Después de comer, mi padre me llevó al patio.
—No la dejes sola —me dijo, sin rodeos.
—No lo haré.
—No prometas. Hazlo.

Asentí. Era la primera vez que lo veía confiar en mí sin condiciones. Supe que ese gesto valía más que cualquier contrato.

La tarde nos encontró caminando de regreso, sin prisa. Emma tomó mi mano y me dijo:
—¿Sabes qué es lo que más me gusta de ti ahora?
—Que hago buen café —intenté bromear.
—Que ya no huyes.

Sus palabras fueron un bálsamo y una condena a la vez. Una confirmación de que mi batalla no era contra los rumores ni contra el pasado, sino contra esa parte de mí que siempre quiso escapar.

Miré el cielo, la escuché tararear una melodía, y comprendí que el epílogo no era un final, sino una continuidad. El amor no había llegado para salvarme, sino para enseñarme a quedarme.

Y en ese quedarse, en ese verbo sencillo y rotundo, estaba todo.

No sé en qué momento exacto el tiempo dejó de ser una persecución y se convirtió en un lugar. Tal vez fue el día que dejé de mirar la puerta mientras Emma cantaba, por miedo a que alguien entrara para arruinarlo todo, y empecé a mirar la línea de sus hombros cuando respiraba el primer compás, como quien vigila la marea para aprender a volver a casa. Tal vez fue cuando mi padre, con sus silencios de hierro, me dijo “¿en qué les ayudo?” y yo entendí que el amor no siempre se anuncia; a veces se sirve humeante en un plato de sopa y eso basta. O tal vez fue simplemente hoy, esta mañana, cuando escribí “8:59” en el papel de la panadería y supe, con una claridad casi física, que esa hora no es un minuto del reloj: es la geografía donde me quedo.

Desperté antes que Emma, como casi siempre. No fue ansiedad. Fue gratitud. Hay una diferencia que me llevó toda la vida aprender. La miré dormir con esa dignidad que tiene el sueño cuando nadie lo vigila para huir. El mechón rebelde le cruzaba la frente y yo, con la precisión de quien ya conoce el mapa, se lo aparté despacio. No se despertó. Sonrió, quizá por una música que no oí.

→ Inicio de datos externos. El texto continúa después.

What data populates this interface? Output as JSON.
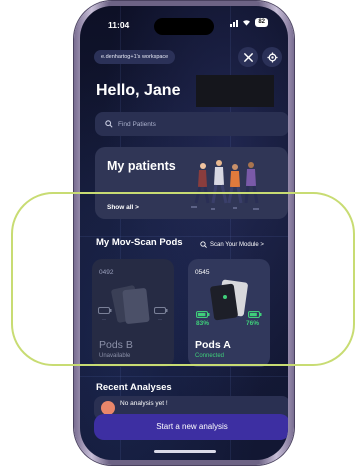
{
  "status": {
    "time": "11:04",
    "battery": "82"
  },
  "header": {
    "workspace": "e.denhartog+1's workspace"
  },
  "greeting": "Hello, Jane",
  "search": {
    "placeholder": "Find Patients"
  },
  "patients_card": {
    "title": "My patients",
    "show_all": "Show all >"
  },
  "pods_section": {
    "title": "My Mov-Scan Pods",
    "scan_link": "Scan Your Module >",
    "pods": [
      {
        "id": "0492",
        "name": "Pods B",
        "status": "Unavailable",
        "left_value": "--",
        "right_value": "--",
        "status_color": "#8b90a8"
      },
      {
        "id": "0545",
        "name": "Pods A",
        "status": "Connected",
        "left_value": "83%",
        "right_value": "76%",
        "status_color": "#3fcf7a"
      }
    ]
  },
  "recent": {
    "title": "Recent Analyses",
    "empty_text": "No analysis yet !"
  },
  "cta": {
    "label": "Start a new analysis"
  },
  "colors": {
    "highlight": "#c8dc73",
    "accent": "#3d2fa2",
    "connected": "#3fcf7a"
  }
}
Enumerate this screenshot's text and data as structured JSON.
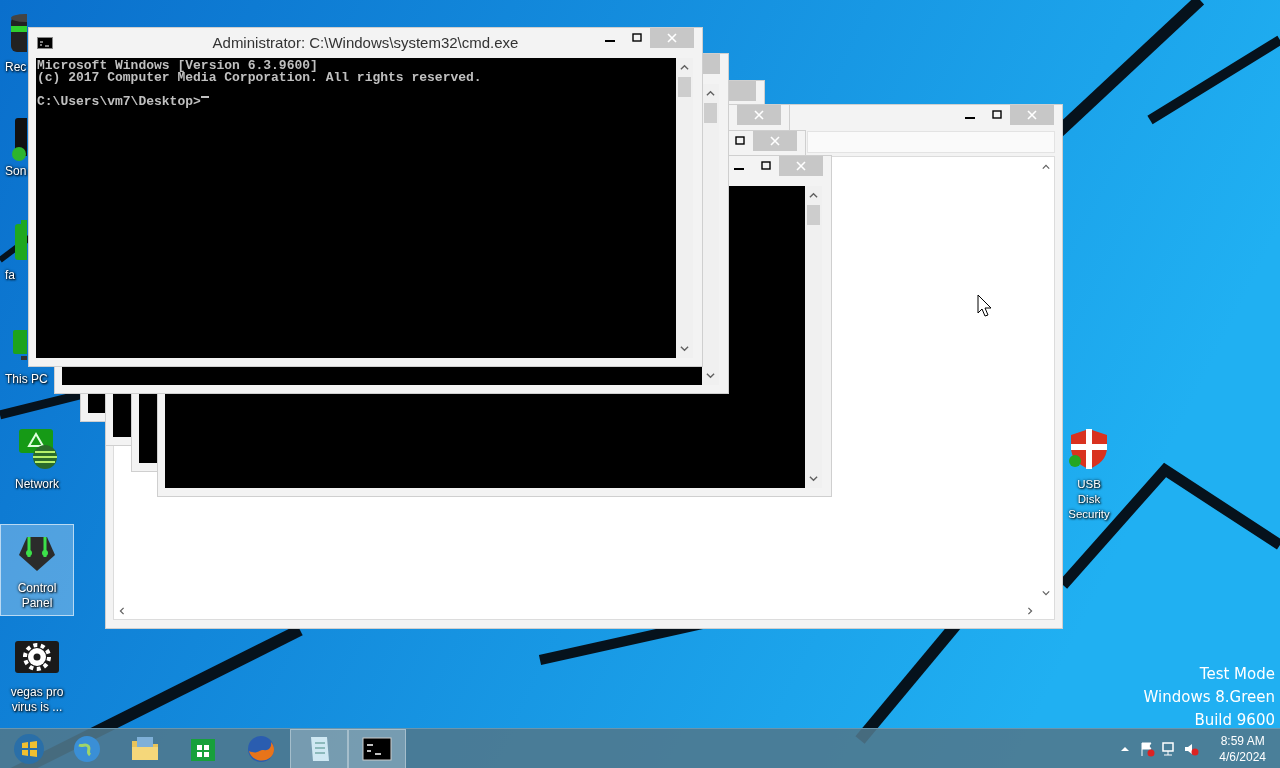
{
  "desktop_icons": [
    {
      "label": "Rec",
      "kind": "partial",
      "selected": false
    },
    {
      "label": "Son",
      "kind": "partial",
      "selected": false
    },
    {
      "label": "fa",
      "kind": "partial",
      "selected": false
    },
    {
      "label": "This PC",
      "kind": "partial",
      "selected": false
    },
    {
      "label": "Network",
      "kind": "full",
      "selected": false
    },
    {
      "label": "Control Panel",
      "kind": "full",
      "selected": true
    },
    {
      "label": "vegas pro virus is ...",
      "kind": "full",
      "selected": false
    },
    {
      "label": "USB Disk Security",
      "kind": "full",
      "selected": false
    }
  ],
  "windows": [
    {
      "kind": "explorer"
    },
    {
      "kind": "console"
    },
    {
      "kind": "console"
    },
    {
      "kind": "console"
    },
    {
      "kind": "console"
    },
    {
      "kind": "console"
    },
    {
      "kind": "console",
      "title": "Administrator: C:\\Windows\\system32\\cmd.exe",
      "lines": [
        "Microsoft Windows [Version 6.3.9600]",
        "(c) 2017 Computer Media Corporation. All rights reserved."
      ],
      "prompt": "C:\\Users\\vm7\\Desktop>"
    }
  ],
  "watermark_lines": [
    "Test Mode",
    "Windows 8.Green",
    "Build 9600"
  ],
  "taskbar": {
    "buttons": [
      {
        "running": false
      },
      {
        "running": false
      },
      {
        "running": false
      },
      {
        "running": false
      },
      {
        "running": false
      },
      {
        "running": true
      },
      {
        "running": true
      }
    ],
    "clock": {
      "time": "8:59 AM",
      "date": "4/6/2024"
    }
  }
}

Me quedé un rato escuchando el aire que hacíamos juntos y, por primera vez, no inventé escenas de catástrofe en los márgenes. No había margen: había centro.

Me levanté en puntas, puse el agua, molí el café con ese movimiento que ya hace a la misma velocidad que mi pulso, y busqué la canela. Nunca falta, aunque a veces falte todo lo demás. Es mi recordatorio de que escucho, de que la memoria también alimenta. Mientras el hervor subía, saqué el “Libro de después” y lo dejé abierto por la página donde ella escribió: “Hoy canté sin micrófono y me escuché.” Al lado, mi garabato de paraguas inútil y la frase que me sostengo todos los días: “Si se corta el sonido, prender la casa por dentro.” La casa ya no es una dirección; es un conjunto de hábitos. Tazas, pan torcido, ventanas que se abren, teléfonos boca abajo, respiraciones en cuatro.